We ate dinner close to our hotel in the Biltmore Village because we were too exhausted to drive back into downtown Asheville. It was probably the best decision we made for restaurants because the food was so good we went back to the restaurant for breakfast the next day and our last day in Asheville.
This great little restaurant is worth spending time eating at various times of the day. Just enjoyed looking at the menu, but the food and the staff are fantastic!
Historical fact:The Corner Kitchen was the house occupied first by the Waddell Family, who were the parents of one of the Estate’s engineers.
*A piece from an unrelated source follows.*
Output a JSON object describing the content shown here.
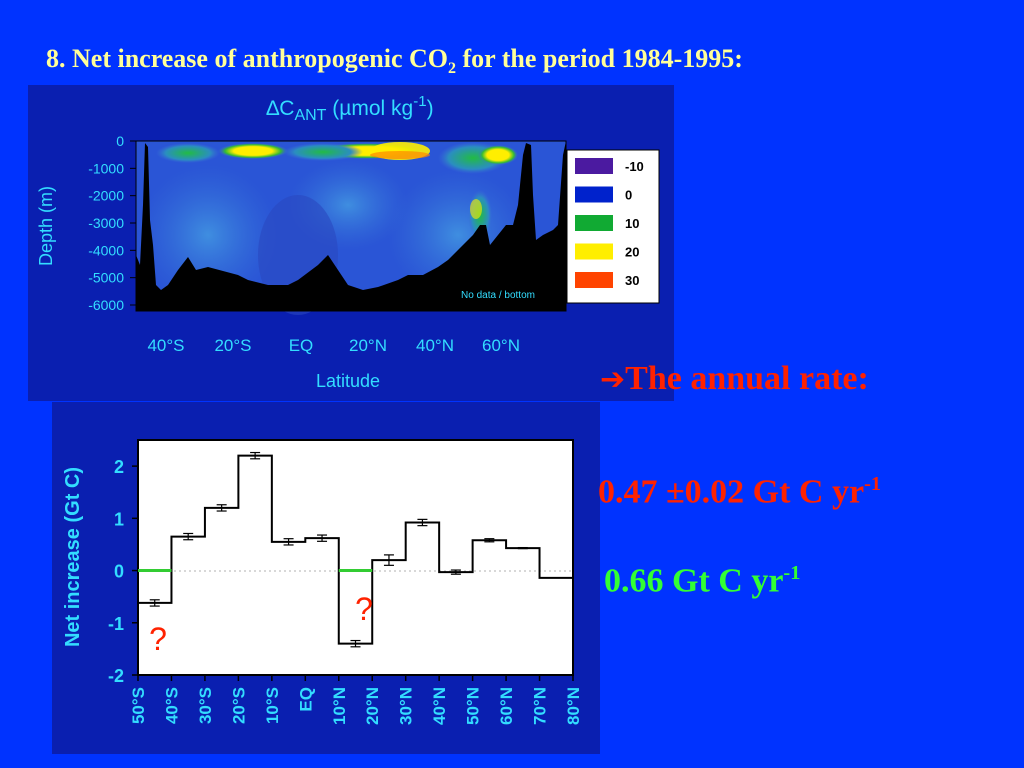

Day 3- Touring Biltmore Village and sneaking into Grove Park Inn
Our last day was quick but I wanted to spend time looking at boutiques, art galleries, and walk around the tiny Biltmore Village which Vanderbilt conceived of the area as a “town center” to support his self-sufficient estate. Richard Morris Hunt, the architect for the Biltmore House, designed four of the original Village buildings, All Souls Church, the Railway Station, The Biltmore Company offices and the Post Office. After Hunt’s death, the job of completing the houses and shops was left to Richard Sharpe Smith who was Hunt’s on-site architect. The street plan and landscape design of the Village was executed by Frederick Law Olmsted (Designer of New York’s Central Park). Initially, the homes were rental units for many of the Estate workers. The shops in the village vary from boutique style to name your poison fashion retail. I never step foot into a name your poison retail shop on a visit to another city. I saw a lot of great funky woman’s clothing stores in Asheville. ( sorry that my husband was tagging along or I would have been a shopping a whole new wardrobe!!)
The Grove Park Inn is a fine example of Arts and Craft Design and is a registered historical hotel.
The hotel sits on the western facing slope of Sunset Mountain, part of the Blue Ridge Mountains.
This concludes my 3 day tour of Asheville and crossing off the Biltmore on my bucket list. I will return to Asheville because I enjoyed this town of laid back gray haired bohemian artists, the kindness and the fellowship they shared with this interior designer.
I hope you find a reason to put the Biltmore and Asheville on your bucket list too.